Anything that returns dignity and some feeling of normalcy to people who suffer from an inability to communicate is amazing. For years, eye gaze (also known as “eye tracking”) has been the prevailing technology used to enable this type of communication.
In its simplest form, eye gaze determines where someone is looking by using cameras to take pictures of one or both eyes. Those images are then processed and analyzed to determine the gaze location. There are applications of this type of technology beyond helping people communicate, and eye gaze is used extensively in research and user-feedback testing.

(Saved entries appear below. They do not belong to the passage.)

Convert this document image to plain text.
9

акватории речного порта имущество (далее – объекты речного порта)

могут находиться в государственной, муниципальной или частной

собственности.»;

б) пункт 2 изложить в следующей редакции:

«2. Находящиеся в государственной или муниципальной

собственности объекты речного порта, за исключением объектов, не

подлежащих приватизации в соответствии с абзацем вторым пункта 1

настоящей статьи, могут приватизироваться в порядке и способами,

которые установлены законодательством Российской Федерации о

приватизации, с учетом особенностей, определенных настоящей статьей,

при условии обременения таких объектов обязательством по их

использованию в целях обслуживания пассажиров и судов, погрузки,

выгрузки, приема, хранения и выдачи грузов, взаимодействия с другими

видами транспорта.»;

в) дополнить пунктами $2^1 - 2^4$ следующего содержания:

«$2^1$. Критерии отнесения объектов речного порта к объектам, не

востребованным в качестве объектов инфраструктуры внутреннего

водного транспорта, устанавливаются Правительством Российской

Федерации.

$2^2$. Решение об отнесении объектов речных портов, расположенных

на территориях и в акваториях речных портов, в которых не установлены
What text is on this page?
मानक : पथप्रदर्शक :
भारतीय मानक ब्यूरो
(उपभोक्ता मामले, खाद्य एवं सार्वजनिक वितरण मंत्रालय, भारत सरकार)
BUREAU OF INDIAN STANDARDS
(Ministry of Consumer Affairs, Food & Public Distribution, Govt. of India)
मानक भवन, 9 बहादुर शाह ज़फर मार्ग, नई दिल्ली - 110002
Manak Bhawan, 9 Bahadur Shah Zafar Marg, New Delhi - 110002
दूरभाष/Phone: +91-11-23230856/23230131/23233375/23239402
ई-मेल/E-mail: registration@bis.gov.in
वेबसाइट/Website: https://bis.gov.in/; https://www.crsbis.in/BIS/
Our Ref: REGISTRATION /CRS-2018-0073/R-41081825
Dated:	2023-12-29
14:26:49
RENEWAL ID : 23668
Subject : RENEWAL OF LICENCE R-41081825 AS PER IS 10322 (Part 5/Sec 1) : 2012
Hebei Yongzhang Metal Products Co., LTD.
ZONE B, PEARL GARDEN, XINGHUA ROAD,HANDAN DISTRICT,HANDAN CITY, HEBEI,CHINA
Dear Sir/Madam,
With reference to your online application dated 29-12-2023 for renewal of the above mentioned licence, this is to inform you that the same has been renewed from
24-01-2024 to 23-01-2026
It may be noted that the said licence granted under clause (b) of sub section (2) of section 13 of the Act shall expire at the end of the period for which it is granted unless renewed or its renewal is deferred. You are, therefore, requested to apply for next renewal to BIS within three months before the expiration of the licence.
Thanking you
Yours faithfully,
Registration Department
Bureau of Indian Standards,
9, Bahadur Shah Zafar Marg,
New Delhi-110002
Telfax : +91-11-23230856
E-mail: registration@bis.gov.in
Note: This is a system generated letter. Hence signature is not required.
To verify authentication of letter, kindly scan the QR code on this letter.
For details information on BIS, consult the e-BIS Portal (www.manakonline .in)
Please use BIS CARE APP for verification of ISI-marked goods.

Eye gaze is a passive input mechanism – meaning eyes are better at reading and scanning then they are at clicking a button or initiating a keystroke on a keyboard. Due to its reliance on cameras, extensive calibration of the system per patient is needed both for set up and on an ongoing basis, as even small changes in the person’s position or room lighting can affect system performance. It also relies on the eyes as the primary input mechanism. If the eyes are not functioning properly or just become fatigued or dry, as happens in many ALS patients, system performance suffers disrupting communication.
We’ve been hard at work over the past 10+ years perfecting an approach that doesn’t rely on eye gaze technology and instead uses the body’s brain-to-muscle communication to give patients the ability to communicate again. This can be as simple as raising your eyebrows because we are measuring and recording the electric voltage sent by the brain to a muscle.
We do this via electromyography (or “EMG”). EMG can detect the faintest signals the brain sends the muscle and adapts as the body changes, removing the need for constant recalibration. Communication is active and EMG taps into the actions the body is taking and channels that to let a patient type words to share in an email or text message or to play out loud to give them back a voice to communicate with family and loved ones. Our users tell us that communication with the NeuroSwitch becomes second-nature, rather than a tiring chore.
And, unlike eye gaze technology, the NeuroNode works if you are on a ventilator. People who would benefit from a ventilator often delay or decline the procedure because they are afraid of losing the ability to communicate. With NeuroNode, you don’t have to choose between breathing well and communicating. You can do both.